Heathers star Grace Victoria Cox on why we’re still obsessed with mean girls


Jawbreaker’s sadistic Courtney Shayne. Cruel Intentions’ scheming Kathryn Merteuil. Mean Girls’ popular Regina George. At the expense of glamorizing the vicious high school queen bee—the archetype at the nucleus of the teen film at large—we can’t deny our collective obsession with the mean girl. As for 22-year-old Heathers star Grace Victoria Cox, who plays Veronica Sawyer in Paramount Network’s 2018 TV series, Cox says she can “think of one person in particular who was that girl for me.”

“I feel like the mean girl is so prevalent in pop culture because it’s something that everyone has experienced,” she explains over the phone. “Everybody knows who that mean girl was in their school and you wonder why they are like that, or what it would be like to be that mean girl because she’s so popular. While you dislike her, you’re curious about her. She’s fascinating.”

Growing up amid the horse farms and racetracks of Lexington, Kentucky, Cox attended both a “normal high school” and boarding school before finishing her senior year online. The unique experience was “typical, but pretty good,” she decides, adding that as an introvert, she often struggled to keep up with the big personalities of her arts school peers. “You have people that are your good pals and then there are people that are mean to you just ‘cause they’re mean to everybody. I feel like that’s just high school, you know?”

When it comes to the titular (and diversified) Heathers of her upcoming show, which is loosely based on the 1989 film of the same name, Cox “couldn’t have asked for a better group of people.” The rising actress, who moved to Los Angeles at the age of 17 and was recently cast in Joe Berlinger’s Ted Bundy film, Extremely Wicked, Shockingly Evil, And Vile, emphasizes the strong messaging behind the dark teen comedy anthology, which was ordered to series back in January 2017.

Despite being packaged in surrealist, neon-bathed satire, the universal importance of the core issues Heathers tackles—suicide, mental health, self-image, empathy—is not lost on Cox. “So much of Heathers is exploring how terrible people can be, and how the signs that someone needs help can be there, and people just don’t reach out.”

The innate duality of character and self-presentation—even when it comes to the mean girl—plays another major role in the show’s unsurprisingly timely narrative: “We tried to explore what it actually means to be a good person, but in a very extreme, not-grounded-in-reality way. Everybody has shortcomings and things that they’re doing wrong. And everybody, for the most part, is trying to be good, but sometimes they don’t realize they’re being hypocritical. Heathers definitely explores all of that but from the standpoint that everyone is a little bad, and I think that’s really interesting. Heathers will make people feel for people that they don’t want to feel for.”

Meanwhile, for diehard fans of the original cult classic, Veronica Sawyer 2.0 promises that she’s not, like, trying to kill your best friend. “I totally understand people being nervous. It’s always a scary thing whenever something that you love is being rebooted or remade because that’s just terrifying,” Cox empathizes.

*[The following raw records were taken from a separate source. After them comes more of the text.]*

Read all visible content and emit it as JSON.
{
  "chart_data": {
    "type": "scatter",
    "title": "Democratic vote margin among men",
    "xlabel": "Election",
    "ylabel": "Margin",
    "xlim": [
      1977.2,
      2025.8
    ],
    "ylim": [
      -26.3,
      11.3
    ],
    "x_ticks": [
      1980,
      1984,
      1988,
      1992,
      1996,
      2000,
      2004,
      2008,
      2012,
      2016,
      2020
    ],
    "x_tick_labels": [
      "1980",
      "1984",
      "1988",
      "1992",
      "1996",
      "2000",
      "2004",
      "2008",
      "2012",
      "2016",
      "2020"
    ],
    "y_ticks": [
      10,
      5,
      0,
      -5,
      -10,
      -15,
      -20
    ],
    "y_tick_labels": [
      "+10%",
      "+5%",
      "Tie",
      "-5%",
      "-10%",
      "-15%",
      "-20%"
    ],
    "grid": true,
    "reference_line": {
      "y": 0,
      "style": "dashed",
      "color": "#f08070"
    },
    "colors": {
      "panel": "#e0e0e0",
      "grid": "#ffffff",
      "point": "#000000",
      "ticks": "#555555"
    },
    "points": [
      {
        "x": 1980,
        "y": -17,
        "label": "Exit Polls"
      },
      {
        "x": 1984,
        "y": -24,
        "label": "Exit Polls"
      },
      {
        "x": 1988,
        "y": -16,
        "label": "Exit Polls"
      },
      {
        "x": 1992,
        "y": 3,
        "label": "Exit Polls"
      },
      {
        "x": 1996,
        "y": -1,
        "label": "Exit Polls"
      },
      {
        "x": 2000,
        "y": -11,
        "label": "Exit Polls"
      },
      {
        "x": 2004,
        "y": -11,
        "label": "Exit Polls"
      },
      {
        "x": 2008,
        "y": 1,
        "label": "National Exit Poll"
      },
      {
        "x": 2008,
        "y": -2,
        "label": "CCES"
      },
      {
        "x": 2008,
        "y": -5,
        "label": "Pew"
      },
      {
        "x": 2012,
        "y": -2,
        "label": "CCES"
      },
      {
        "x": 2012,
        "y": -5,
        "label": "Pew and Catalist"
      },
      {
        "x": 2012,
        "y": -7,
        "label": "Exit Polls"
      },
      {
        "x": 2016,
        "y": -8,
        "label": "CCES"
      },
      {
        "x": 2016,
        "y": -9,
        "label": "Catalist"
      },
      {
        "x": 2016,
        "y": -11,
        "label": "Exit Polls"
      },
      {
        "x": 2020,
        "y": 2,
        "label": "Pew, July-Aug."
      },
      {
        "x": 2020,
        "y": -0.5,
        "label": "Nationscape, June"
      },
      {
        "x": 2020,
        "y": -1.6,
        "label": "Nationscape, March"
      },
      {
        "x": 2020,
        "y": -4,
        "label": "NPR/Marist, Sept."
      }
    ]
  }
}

“Our show is very much a love letter to the original. In no way are we a replacement, though, or a remake—it lives in its own world. I think that for Heathers fans, when they watch the show, they will feel relieved and also excited because it’s something that contains a lot of pieces of what we know and love, but it’s different. I think it will give them something new to enjoy.”

And while it’s hardly reaching to say that an entire generation of little girls grew up wanting to be just like Winona Ryder, ultimate cool girl and star of movies like Edward Scissorhands and Girl, Interrupted, for Cox, her approach to filling the iconic actress’ shoes was less about starry-eyed emulation and more about paying homage.

“I watched Heathers for the first time when I was younger. I watched it again when I found out I was auditioning for the role … And then I tried not to watch it anymore because Winona was the perfect Veronica Sawyer. I just didn’t want to compare myself to her too much … I could use what she had done as a good blueprint when I needed something to draw from, but I didn’t want to study it too much because I am in no way trying to be like Winona—I would fail miserably!”